A $60M deposit and seven towers that never rose - now the lender takes the lot
British Columbia's Court of Appeal has refused to block the sale of a stalled Richmond development to its lender, Romspen Investment Corporation, by credit bid.
The June 2, 2026 decision, GEC (Richmond) GP Inc. v. MNP Ltd., 2026 BCCA 240, concerns an entire Richmond city block once planned for seven residential and commercial towers, a project that never got past the excavation stage.
Romspen agreed in 2019 to lend the developers up to $422 million to build the site, advancing its own money and trying to syndicate the rest. By March 2020 it had advanced about $143.6 million before telling the developers it would stop funding, saying it could not syndicate the remaining loans. The developers could not find replacement financing and sought creditor protection under the Companies' Creditors Arrangement Act in April 2020.
Two court-run sales processes failed to produce a viable bid. Early this year, the monitor, MNP Ltd., asked the court to approve a deal letting Romspen take the property through a credit bid - in effect applying the debt it is owed toward the purchase price instead of paying cash. Justice Fitzpatrick of the Supreme Court of British Columbia approved the order in April 2026, calling it the only option to preserve and maximize value for everyone with a stake.
The developers and GEC sought to appeal. GEC had paid a $60 million deposit in 2018 to buy two of the planned towers and had agreed to let Romspen's mortgage rank ahead of its own. Both argued the lower court was wrong to approve a credit bid while the amount of Romspen's credit bid was still undetermined and related claims unresolved, and that the order would limit their ability to challenge the transfer or recover later.

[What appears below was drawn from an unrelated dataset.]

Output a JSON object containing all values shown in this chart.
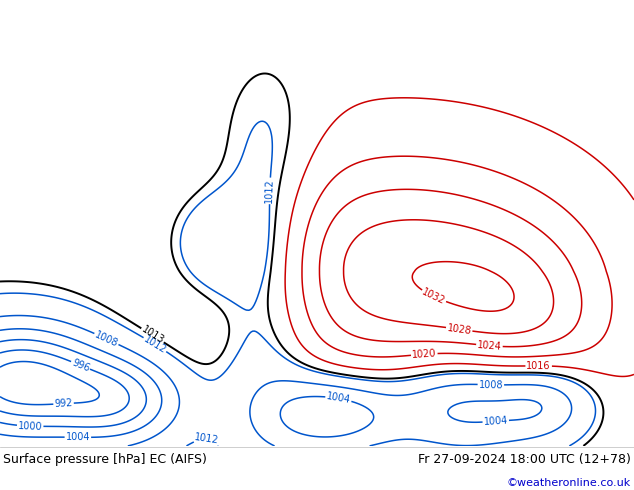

Justice Mayer was unmoved. Leave to appeal a CCAA order is granted sparingly, he wrote, because the decisions are highly discretionary and the supervising judge is deeply steeped in the details of the case. He found the proposed appeals had little chance of success and, even if granted, would not leave the developers or GEC better off. The developers' set-off claim, Justice Fitzpatrick had observed and Justice Mayer agreed, is "unproven and tentative at best," and any final result is "years away."
Timing mattered. The sale is set to close at the end of July 2026, and the court accepted the appeals could not realistically be heard before then. Delay carried a price of its own: site preservation costs of $200,000 a month and interest on secured debt mounting at more than $5 million a month.
The broader fight is not finished. A 10-day hearing on the underlying liability claims is scheduled before another judge in October 2026, and Romspen's request to take an earlier ruling to the Supreme Court of Canada remains outstanding.
For advisors watching the private credit space, the decision is a reminder of how heavily courts lean on monitors and secured lenders when a distressed project has run out of cash buyers - even though the court stressed this case turned on its own unusual facts.